LÖWEN-FINALE DAHOAM

Mega-Mölders soll’s erneut richten

von Redaktion

von uli kellner

München – Der Held des Hinspiels trat am Tag danach nur in Form eines DIN A4-Zettels in Erscheinung. Ein bisschen schade war das, weil Sascha Mölders so nicht persönlich mitteilen konnte, wie er zu den neuen Spitznamen steht, die er durch seinen Doppelpack beim 3:2 in Saarbrücken hinzukommen hat. Als „Super-Sascha“ und „Mega-Mölders“ hatte ihn der hochpulsige BR-Kommentator André Siems geadelt, die Dampframme im 1860-Sturm sogar mit Bud Spencer verglichen. Aber es half nichts. Nach dem Schlusspfiff in Völklingen hatte Mölders der zeitige Rückflug am Plaudern gehindert, am Freitag dann der straffe Regenerationsplan. All das stand auf dem Blatt, das die Pressestelle vor dem Rückspiel am Sonntag an die Reporter verteilte – neben einigen arg geschliffen klingenden O-Tönen des Stürmers.

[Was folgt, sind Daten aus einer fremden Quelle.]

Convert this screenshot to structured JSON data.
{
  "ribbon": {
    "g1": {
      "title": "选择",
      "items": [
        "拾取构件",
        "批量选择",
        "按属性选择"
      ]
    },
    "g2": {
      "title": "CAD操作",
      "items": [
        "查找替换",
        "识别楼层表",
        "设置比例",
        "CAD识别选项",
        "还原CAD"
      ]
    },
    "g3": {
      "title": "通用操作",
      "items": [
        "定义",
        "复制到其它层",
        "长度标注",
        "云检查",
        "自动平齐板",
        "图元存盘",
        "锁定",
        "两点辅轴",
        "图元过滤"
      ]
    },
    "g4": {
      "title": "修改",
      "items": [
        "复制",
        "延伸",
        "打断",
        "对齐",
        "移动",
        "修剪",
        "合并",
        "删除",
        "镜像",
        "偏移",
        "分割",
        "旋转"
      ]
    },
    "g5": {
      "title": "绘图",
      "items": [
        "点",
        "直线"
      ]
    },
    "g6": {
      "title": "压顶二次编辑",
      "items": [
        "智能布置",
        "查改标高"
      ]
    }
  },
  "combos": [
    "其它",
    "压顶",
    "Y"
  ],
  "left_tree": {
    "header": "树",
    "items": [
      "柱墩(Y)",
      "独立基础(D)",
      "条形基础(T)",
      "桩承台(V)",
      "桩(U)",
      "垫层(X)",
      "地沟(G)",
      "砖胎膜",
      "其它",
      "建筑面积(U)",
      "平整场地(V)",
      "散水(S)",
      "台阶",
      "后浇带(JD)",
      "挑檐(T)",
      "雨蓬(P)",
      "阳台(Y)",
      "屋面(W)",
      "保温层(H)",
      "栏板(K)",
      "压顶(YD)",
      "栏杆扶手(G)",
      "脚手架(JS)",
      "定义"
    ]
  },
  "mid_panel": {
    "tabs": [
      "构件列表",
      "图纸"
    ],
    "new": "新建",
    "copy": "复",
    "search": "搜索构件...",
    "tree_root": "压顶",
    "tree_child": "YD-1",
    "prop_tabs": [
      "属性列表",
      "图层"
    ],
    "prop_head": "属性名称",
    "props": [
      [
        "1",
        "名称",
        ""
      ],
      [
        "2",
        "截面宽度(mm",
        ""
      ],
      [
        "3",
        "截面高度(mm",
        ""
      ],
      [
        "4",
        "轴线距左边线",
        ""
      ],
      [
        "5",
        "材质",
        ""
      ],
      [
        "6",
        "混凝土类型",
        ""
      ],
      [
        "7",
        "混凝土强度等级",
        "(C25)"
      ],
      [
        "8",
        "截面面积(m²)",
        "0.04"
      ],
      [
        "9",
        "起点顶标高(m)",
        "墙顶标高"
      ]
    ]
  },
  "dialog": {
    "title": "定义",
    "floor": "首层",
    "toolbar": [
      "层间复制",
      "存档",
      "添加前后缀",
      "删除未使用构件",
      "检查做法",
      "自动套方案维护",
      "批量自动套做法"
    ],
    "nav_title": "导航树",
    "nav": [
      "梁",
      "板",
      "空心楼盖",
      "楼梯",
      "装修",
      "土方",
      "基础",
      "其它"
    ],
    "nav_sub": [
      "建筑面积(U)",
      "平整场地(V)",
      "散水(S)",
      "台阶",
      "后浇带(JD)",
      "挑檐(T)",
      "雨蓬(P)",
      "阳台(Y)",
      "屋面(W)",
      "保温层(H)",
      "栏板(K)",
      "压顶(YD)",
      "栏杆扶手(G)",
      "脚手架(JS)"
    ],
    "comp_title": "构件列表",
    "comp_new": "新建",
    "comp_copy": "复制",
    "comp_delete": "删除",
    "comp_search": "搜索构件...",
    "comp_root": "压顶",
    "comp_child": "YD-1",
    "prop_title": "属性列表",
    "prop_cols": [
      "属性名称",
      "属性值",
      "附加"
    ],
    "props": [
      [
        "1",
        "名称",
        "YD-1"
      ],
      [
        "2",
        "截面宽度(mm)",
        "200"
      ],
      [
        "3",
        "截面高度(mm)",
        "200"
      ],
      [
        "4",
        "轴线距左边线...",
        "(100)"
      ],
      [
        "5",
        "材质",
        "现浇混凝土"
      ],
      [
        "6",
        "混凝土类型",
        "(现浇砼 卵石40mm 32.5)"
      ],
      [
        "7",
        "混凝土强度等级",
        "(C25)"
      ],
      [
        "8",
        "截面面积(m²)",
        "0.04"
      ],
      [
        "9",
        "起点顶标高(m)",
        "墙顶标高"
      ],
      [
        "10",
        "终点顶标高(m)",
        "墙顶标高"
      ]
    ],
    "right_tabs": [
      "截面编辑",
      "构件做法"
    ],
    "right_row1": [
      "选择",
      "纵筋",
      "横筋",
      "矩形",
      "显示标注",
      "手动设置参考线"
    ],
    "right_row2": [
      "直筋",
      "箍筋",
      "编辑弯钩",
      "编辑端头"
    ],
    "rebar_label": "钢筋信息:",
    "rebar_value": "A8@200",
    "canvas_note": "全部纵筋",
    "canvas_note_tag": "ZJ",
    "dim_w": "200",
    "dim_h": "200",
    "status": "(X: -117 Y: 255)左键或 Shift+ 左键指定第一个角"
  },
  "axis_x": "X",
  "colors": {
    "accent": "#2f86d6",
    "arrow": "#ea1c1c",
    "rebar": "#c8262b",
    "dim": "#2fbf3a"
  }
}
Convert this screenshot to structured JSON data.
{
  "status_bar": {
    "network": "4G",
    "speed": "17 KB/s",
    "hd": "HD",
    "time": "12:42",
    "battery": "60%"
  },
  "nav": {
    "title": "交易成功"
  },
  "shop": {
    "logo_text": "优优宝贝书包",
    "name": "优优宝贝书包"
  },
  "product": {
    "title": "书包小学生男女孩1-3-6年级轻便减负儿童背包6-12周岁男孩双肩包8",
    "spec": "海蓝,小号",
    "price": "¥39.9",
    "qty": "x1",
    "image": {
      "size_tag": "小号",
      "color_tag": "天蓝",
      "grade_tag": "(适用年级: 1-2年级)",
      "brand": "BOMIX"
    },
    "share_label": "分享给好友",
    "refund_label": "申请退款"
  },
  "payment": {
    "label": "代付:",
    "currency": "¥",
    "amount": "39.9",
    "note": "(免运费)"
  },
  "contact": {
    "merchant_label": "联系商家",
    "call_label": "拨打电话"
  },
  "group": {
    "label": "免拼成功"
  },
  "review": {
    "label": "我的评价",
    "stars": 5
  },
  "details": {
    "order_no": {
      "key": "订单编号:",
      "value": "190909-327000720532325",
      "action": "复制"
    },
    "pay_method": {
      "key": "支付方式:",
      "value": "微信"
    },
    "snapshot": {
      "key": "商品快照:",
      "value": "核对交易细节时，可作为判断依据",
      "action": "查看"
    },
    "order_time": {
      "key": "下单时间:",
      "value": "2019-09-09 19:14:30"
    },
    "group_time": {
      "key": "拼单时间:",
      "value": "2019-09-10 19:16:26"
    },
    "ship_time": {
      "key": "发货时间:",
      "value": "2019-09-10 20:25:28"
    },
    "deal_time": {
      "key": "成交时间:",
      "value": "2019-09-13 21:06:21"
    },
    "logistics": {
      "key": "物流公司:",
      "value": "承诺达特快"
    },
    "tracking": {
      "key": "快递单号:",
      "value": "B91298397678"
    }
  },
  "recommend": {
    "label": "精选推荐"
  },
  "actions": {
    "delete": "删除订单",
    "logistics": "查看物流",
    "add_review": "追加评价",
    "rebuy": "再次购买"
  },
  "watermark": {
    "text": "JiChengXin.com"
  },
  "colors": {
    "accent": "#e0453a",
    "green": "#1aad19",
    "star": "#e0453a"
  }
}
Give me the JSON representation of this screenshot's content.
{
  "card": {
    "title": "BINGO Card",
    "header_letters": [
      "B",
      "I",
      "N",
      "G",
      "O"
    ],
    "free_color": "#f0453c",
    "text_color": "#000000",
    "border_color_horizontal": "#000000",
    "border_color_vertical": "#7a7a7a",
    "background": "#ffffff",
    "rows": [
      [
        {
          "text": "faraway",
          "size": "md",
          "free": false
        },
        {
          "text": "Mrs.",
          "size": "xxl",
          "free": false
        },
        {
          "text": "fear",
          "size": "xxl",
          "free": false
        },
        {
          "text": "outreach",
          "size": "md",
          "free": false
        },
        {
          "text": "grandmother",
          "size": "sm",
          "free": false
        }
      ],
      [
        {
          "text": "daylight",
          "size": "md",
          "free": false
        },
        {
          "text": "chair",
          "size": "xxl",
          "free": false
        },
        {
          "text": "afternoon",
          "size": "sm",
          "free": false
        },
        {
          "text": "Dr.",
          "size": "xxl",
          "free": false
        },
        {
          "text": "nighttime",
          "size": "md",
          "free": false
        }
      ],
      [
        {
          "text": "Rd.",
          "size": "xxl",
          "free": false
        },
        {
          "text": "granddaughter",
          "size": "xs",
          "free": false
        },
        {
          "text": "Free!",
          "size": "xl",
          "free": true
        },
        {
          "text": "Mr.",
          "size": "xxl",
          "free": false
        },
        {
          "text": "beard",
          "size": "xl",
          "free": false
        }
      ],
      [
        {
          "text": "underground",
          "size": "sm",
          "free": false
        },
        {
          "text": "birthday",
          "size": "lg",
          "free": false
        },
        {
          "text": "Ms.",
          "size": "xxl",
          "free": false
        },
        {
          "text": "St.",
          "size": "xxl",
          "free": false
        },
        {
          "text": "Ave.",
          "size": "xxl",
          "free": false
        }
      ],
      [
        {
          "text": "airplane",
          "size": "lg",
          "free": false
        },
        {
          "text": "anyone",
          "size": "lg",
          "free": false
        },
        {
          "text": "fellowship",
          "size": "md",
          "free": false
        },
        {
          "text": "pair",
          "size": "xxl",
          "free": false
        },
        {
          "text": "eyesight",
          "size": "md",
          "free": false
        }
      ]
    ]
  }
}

„Ich habe vor dem Spiel in Saarbrücken gesagt, dass ein Auswärtstor nicht schlecht wäre und ein Sieg überragend“, wird der Doppeltorschütze zitiert: „Nun haben wir drei Tore erzielt und gewonnen. Mit dieser Leistung können wir hochzufrieden sein.“ Und mit Blick auf die Perspektive Aufstieg: „Wir haben ein großes Ziel vor Augen, dem wir einen Schritt näher gekommen sind, nicht mehr und nicht weniger.“

Ein Statement, das die Haltung der Löwen in diesen Relegationstagen unterstreicht. Understatement war vor dem Hinspiel Trumpf, ist es auch jetzt. Auch Daniel Bierofka wirkte gedämpft. „Klar haben wir uns gefreut, dass wir 3:2 gewonnen haben“, sagte er, „aber die Freude war nach 15 Minuten wieder weg.“ Nur als es um seinen Topstürmer ging, wurde der Trainer ein wenig euphorischer. „Sascha braucht solche Spiele, wo es auch kitzelt“, sagte er: „Diese Atmosphäre mit ein bisschen Endspielcharakter. Er wächst dann über sich hinaus“, lobte er sein Mentalitätsmonster.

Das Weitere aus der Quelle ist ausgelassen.